6. Step into the Past at Ward Charcoal Ovens
Ward Charcoal Ovens State Historic Park is another epic state park where you can see the history of Nevada. It contains seven historic charcoal ovens that you can walk right up to and see where metal was smelted long ago.
7. Ride an ATV at Sand Mountain Recreational Area
Check out these sand dunes surrounded by red cliffs on rad wheels like an ATV, dirt bike or OHV. Sand Mountain Recreational Area offers close to 5,000 acres of land and sand, located 25 miles southeast of Fallon, Nevada.
8. Soak in Springs at Genoa’s Hot Spring Resort
This amazing resort lets you enjoy water that is naturally produced from the ground and enriched in minerals that make your skin feel brand new. It’s the perfect activity after a few days of hiking and adventures in Nevada.
9. Drive Along the Loneliest Road in America
Going through the center of the state is the well-known route, Highway 50. Although many know of it, not many travel along the route. It includes some of the best views of the valleys and mountains of rural Nevada.
10. Lose your Shoes at “The Shoe Tree” of Nevada
Located on the eastbound side of Highway 50 near Middlegate is “The Shoe Tree”. In the middle of the desert, people come and throw their shoes on a tree. This weird travel experience has been occurring for years. It started when a married couple threw their shoes in the tree on a trip during a fight.
Best Way to Travel the Silver State
The best way to travel through Nevada is by car. You won’t be able to get a taxi in the middle of the desert. Driving your own car or renting a vehicle are great options. Getting a reliable car, especially one with high clearance, will give you access to a vast amount of the state. When staying in Las Vegas or Reno however, public transportation and Ubers are available.
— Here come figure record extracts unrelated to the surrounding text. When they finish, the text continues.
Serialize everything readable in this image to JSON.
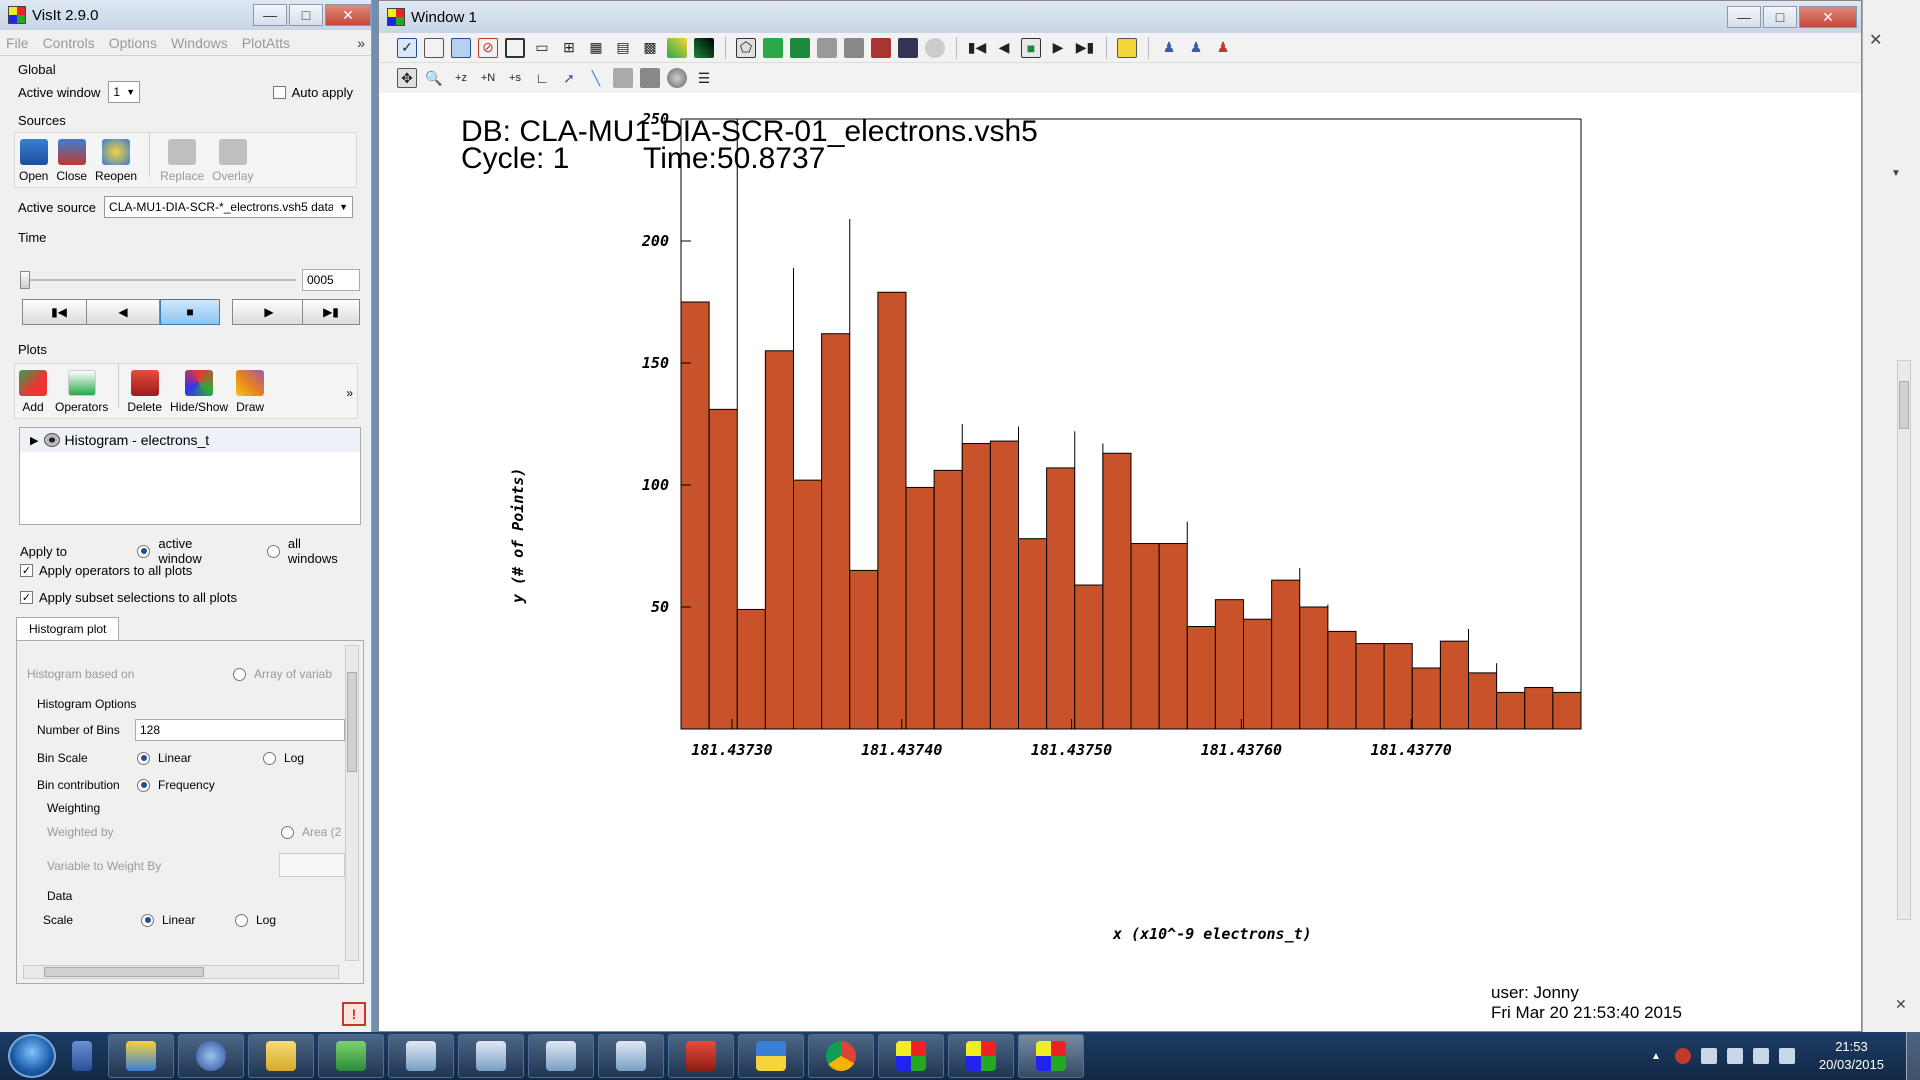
{
  "visit_window": {
    "title": "VisIt 2.9.0",
    "menu": [
      "File",
      "Controls",
      "Options",
      "Windows",
      "PlotAtts"
    ],
    "menu_more": "»",
    "global": {
      "label": "Global",
      "active_window_label": "Active window",
      "active_window_value": "1",
      "auto_apply_label": "Auto apply"
    },
    "sources": {
      "label": "Sources",
      "tools": [
        "Open",
        "Close",
        "Reopen",
        "Replace",
        "Overlay"
      ],
      "active_source_label": "Active source",
      "active_source_value": "CLA-MU1-DIA-SCR-*_electrons.vsh5 data"
    },
    "time": {
      "label": "Time",
      "value": "0005",
      "slider_fraction": 0
    },
    "plots": {
      "label": "Plots",
      "tools": [
        "Add",
        "Operators",
        "Delete",
        "Hide/Show",
        "Draw"
      ],
      "more": "»",
      "items": [
        "Histogram - electrons_t"
      ]
    },
    "apply_to": {
      "label": "Apply to",
      "options": [
        "active window",
        "all windows"
      ],
      "selected": "active window"
    },
    "checks": {
      "operators": "Apply operators to all plots",
      "subset": "Apply subset selections to all plots"
    },
    "histogram_tab": {
      "tab_label": "Histogram plot",
      "based_on_label": "Histogram based on",
      "based_on_option": "Array of variab",
      "options_label": "Histogram Options",
      "num_bins_label": "Number of Bins",
      "num_bins_value": "128",
      "bin_scale_label": "Bin Scale",
      "bin_scale_linear": "Linear",
      "bin_scale_log": "Log",
      "bin_contribution_label": "Bin contribution",
      "bin_contribution_value": "Frequency",
      "weighting_label": "Weighting",
      "weighted_by_label": "Weighted by",
      "weighted_by_option": "Area (2",
      "var_weight_label": "Variable to Weight By",
      "data_label": "Data",
      "scale_label": "Scale",
      "scale_linear": "Linear",
      "scale_log": "Log"
    }
  },
  "plot_window": {
    "title": "Window 1",
    "db_line": "DB: CLA-MU1-DIA-SCR-01_electrons.vsh5",
    "cycle_line": "Cycle: 1",
    "time_line": "Time:50.8737",
    "user_line": "user: Jonny",
    "date_line": "Fri Mar 20 21:53:40 2015"
  },
  "chart_data": {
    "type": "bar",
    "title": "",
    "xlabel": "x (x10^-9 electrons_t)",
    "ylabel": "y (# of Points)",
    "bar_color": "#c8522a",
    "xlim": [
      181.43727,
      181.4378
    ],
    "ylim": [
      0,
      250
    ],
    "x_ticks": [
      "181.43730",
      "181.43740",
      "181.43750",
      "181.43760",
      "181.43770"
    ],
    "x_tick_values": [
      181.4373,
      181.4374,
      181.4375,
      181.4376,
      181.4377
    ],
    "y_ticks": [
      "50",
      "100",
      "150",
      "200",
      "250"
    ],
    "y_tick_values": [
      50,
      100,
      150,
      200,
      250
    ],
    "values": [
      175,
      131,
      49,
      155,
      102,
      162,
      65,
      179,
      99,
      106,
      117,
      118,
      78,
      107,
      59,
      113,
      76,
      76,
      42,
      53,
      45,
      61,
      50,
      40,
      35,
      35,
      25,
      36,
      23,
      15,
      17,
      15
    ],
    "spikes": [
      0,
      258,
      0,
      189,
      0,
      209,
      0,
      0,
      0,
      125,
      0,
      124,
      0,
      122,
      117,
      0,
      0,
      85,
      0,
      0,
      0,
      66,
      51,
      0,
      0,
      0,
      0,
      41,
      27,
      0,
      0,
      41
    ],
    "grid": false
  },
  "taskbar": {
    "time": "21:53",
    "date": "20/03/2015"
  }
}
Accommodation Options in Nevada
The cheapest, more accessible accommodations in the state are camping or car camping. You can even “boondock” on all BLM land. 80% of Nevada’s land is BLM land so this makes camping extremely easy and available.
Additionally, towns have RV resorts that are lovely to stay at. If you don’t want to sleep in your car or camper, I suggest Airbnbs. Even rural areas in the state offer ranch style stays that are unique and enjoyable. For example, I recently stayed in a refurbished Train Caboose Airbnb in Virginia City.
This trip was super unique and original! The link to it can be found on my Instagram. I would highly recommend staying away from the small town inns and hotels in Nevada. They are often rundown and cheap.
Tips for your Rural Nevada Trip
- Carry Extra Water – Nevada is a dry state. Coming along water can be hard so make sure you carry a good amount of water in your car and know where the next location of water will be available.
- Protect your Skin – Most of the state has almost no shade. It’s important to protect yourself from the sun and wind. Make sure to bring plenty of sunscreen, lotion and chapstick. These are essential items even when it’s winter when traveling through Nevada.
- Leave no Trace – Nevada is an open state where the public has lots of room to travel. Please make sure not to abuse that freedom. Make sure to pick up your waste and respect the land wherever you go.
- Check the Fire Restrictions – During the warmer months, many places have fire and stove restrictions in place. Make sure to check ahead of time if your camp stove or campfire is allowed at your destination.
- Fill up on Gas – Travel in the battle born state can be lengthy! You may not reach the next gas station for up to 300 miles. Make sure to get fuel when you can and know where the next gas station will be.